Overcoming all the obstacles
Any project that works with refugees is bound to run into resentment and opposition. Hotel employees live scattered throughout over Vienna, but the building complex also houses 25 young refugees. Caritas cares for these unaccompanied minors, children who arrived in Austria without a parent or sibling. Perhaps surprisingly, agitation against these children did not come from local residents, as is happening in parts of Germany, but from the ranks of politicians. The nationalist, conservative and at times populist party, the FPÖ (Freedom Party of Austria) submitted a request to the Vienna District Council asking that the youths be investigated to determine whether they were intimately involved with the drug scene, creating a drug trafficking hotspot, raising the level of criminality and organising gangs. The Magdas responded to these accusations by organizing informational events. They talked to local residents, explaining that the hotel only accepted refugees who had already been granted asylum, that there was no danger of the young people being drawn into a life of crime, and that some would be given jobs at the hotel to offer them a chance to improve their marketable skills. This counter-campaign was successful, and pulled the rug out from under the FPÖ’s attempts to whip up resentment among local residents.Overall things are going rather well for the hotel.

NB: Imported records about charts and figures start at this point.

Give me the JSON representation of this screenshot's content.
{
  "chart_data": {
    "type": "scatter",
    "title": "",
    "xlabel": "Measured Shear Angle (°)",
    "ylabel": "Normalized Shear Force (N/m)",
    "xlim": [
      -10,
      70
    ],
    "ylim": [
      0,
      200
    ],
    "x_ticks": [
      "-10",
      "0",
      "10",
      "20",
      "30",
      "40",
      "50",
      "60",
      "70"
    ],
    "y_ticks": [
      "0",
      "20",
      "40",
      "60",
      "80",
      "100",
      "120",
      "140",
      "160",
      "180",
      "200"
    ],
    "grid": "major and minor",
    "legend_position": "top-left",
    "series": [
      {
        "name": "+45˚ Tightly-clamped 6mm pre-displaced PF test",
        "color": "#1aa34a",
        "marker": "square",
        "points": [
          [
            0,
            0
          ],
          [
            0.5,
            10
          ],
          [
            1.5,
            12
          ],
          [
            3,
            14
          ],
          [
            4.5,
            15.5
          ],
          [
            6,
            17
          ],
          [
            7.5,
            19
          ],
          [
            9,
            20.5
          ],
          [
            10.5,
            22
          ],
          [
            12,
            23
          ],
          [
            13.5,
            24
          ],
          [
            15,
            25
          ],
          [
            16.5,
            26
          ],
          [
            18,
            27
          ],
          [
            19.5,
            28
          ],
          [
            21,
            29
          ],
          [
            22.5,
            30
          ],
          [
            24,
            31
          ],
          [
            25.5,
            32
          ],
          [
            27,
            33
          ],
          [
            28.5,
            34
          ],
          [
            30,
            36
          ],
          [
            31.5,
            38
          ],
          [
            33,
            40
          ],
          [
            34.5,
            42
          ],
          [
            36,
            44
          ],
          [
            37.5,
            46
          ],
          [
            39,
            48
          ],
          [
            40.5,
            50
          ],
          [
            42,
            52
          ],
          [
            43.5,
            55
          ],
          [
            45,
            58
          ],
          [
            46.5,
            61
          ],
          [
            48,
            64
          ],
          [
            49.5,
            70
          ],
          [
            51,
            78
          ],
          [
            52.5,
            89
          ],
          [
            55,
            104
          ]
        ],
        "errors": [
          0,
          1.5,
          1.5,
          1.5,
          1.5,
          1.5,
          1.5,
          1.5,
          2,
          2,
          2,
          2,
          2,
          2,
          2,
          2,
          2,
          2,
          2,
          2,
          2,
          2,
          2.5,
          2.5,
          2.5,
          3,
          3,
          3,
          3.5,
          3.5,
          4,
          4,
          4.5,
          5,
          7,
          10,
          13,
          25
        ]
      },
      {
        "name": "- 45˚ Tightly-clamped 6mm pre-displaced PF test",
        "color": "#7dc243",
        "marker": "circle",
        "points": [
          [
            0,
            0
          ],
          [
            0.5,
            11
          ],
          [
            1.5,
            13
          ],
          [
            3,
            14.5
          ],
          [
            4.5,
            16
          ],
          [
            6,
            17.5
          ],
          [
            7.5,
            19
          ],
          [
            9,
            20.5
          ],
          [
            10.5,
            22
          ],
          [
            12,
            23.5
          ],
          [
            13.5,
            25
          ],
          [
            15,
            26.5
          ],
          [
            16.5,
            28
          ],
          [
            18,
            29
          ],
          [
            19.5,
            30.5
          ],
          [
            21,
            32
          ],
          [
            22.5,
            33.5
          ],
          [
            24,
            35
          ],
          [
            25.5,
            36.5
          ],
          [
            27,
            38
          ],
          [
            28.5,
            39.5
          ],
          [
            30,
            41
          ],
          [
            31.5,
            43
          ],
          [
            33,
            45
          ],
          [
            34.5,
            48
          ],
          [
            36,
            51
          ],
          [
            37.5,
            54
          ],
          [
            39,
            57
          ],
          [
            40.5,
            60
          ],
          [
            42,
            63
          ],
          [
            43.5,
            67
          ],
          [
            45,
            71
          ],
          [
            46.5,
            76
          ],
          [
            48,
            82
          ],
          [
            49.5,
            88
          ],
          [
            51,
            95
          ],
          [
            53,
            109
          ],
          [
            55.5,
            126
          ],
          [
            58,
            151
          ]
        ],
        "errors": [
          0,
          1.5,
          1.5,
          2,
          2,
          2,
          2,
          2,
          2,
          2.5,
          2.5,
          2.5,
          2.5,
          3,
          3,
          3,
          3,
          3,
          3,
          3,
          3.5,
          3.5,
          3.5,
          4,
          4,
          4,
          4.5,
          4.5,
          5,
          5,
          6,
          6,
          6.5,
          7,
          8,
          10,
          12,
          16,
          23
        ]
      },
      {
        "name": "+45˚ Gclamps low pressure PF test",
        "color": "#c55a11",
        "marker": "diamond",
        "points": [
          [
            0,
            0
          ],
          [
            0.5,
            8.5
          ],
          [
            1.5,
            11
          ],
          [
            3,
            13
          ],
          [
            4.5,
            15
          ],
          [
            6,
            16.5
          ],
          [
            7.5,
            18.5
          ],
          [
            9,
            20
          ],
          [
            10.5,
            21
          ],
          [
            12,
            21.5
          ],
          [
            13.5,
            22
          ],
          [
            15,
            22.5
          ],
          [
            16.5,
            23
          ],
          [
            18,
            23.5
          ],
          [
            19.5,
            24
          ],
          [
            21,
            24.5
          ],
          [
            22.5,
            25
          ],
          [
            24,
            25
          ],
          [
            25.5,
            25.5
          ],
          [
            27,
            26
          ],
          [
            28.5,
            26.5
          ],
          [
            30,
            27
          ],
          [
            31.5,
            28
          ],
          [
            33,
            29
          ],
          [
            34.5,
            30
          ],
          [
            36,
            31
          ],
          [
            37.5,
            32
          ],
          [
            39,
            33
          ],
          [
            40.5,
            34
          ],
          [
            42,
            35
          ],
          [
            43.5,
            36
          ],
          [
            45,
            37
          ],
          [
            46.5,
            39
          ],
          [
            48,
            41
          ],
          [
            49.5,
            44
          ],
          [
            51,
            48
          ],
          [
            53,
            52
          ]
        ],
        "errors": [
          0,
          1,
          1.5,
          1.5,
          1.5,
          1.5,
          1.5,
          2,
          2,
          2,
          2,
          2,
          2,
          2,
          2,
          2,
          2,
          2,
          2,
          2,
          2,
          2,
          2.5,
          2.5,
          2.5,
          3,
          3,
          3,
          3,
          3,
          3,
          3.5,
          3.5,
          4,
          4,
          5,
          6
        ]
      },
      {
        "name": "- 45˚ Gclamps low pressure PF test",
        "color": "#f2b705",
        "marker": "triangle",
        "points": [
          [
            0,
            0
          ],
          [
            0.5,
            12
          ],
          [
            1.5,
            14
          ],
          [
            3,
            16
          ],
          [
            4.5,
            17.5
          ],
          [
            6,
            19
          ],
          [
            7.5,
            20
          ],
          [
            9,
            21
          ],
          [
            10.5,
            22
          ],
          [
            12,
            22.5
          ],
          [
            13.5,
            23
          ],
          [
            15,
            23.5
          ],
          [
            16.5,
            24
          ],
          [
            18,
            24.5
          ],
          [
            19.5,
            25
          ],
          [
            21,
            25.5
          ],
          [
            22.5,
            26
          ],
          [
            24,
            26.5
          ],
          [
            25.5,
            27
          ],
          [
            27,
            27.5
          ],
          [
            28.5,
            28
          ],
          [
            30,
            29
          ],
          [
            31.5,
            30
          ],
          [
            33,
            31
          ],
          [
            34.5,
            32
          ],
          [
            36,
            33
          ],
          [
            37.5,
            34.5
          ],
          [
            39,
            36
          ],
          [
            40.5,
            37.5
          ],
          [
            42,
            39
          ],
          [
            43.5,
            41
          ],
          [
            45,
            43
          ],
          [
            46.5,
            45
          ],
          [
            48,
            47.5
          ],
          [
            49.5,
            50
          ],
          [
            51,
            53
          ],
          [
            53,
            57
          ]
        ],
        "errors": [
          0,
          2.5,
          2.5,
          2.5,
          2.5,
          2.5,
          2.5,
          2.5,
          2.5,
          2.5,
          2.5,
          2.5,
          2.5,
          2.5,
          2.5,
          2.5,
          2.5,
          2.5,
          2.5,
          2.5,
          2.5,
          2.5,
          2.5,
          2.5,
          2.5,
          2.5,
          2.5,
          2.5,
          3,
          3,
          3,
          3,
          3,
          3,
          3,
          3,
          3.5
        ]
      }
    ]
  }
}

It were 64% booked in August, which is quite impressive. A lot of guests have come to satisfy their curiosity, to get to know the project and support it by booking a room. The price is also very attractive, particularly for young people. It’s hard to find reasonable accommodations in the heart of Vienna.
Sebastiaan attributes the hotel’s popularity to the concept behind the Magdas: “We have come up with a solution to an existing problem and taken a unique approach – on an international level. The media hype is still overwhelming. We recently had a visit from the BBC and Al Jazeera. There seems to be very widespread need for new approaches and ways of dealing with the refugee crisis.”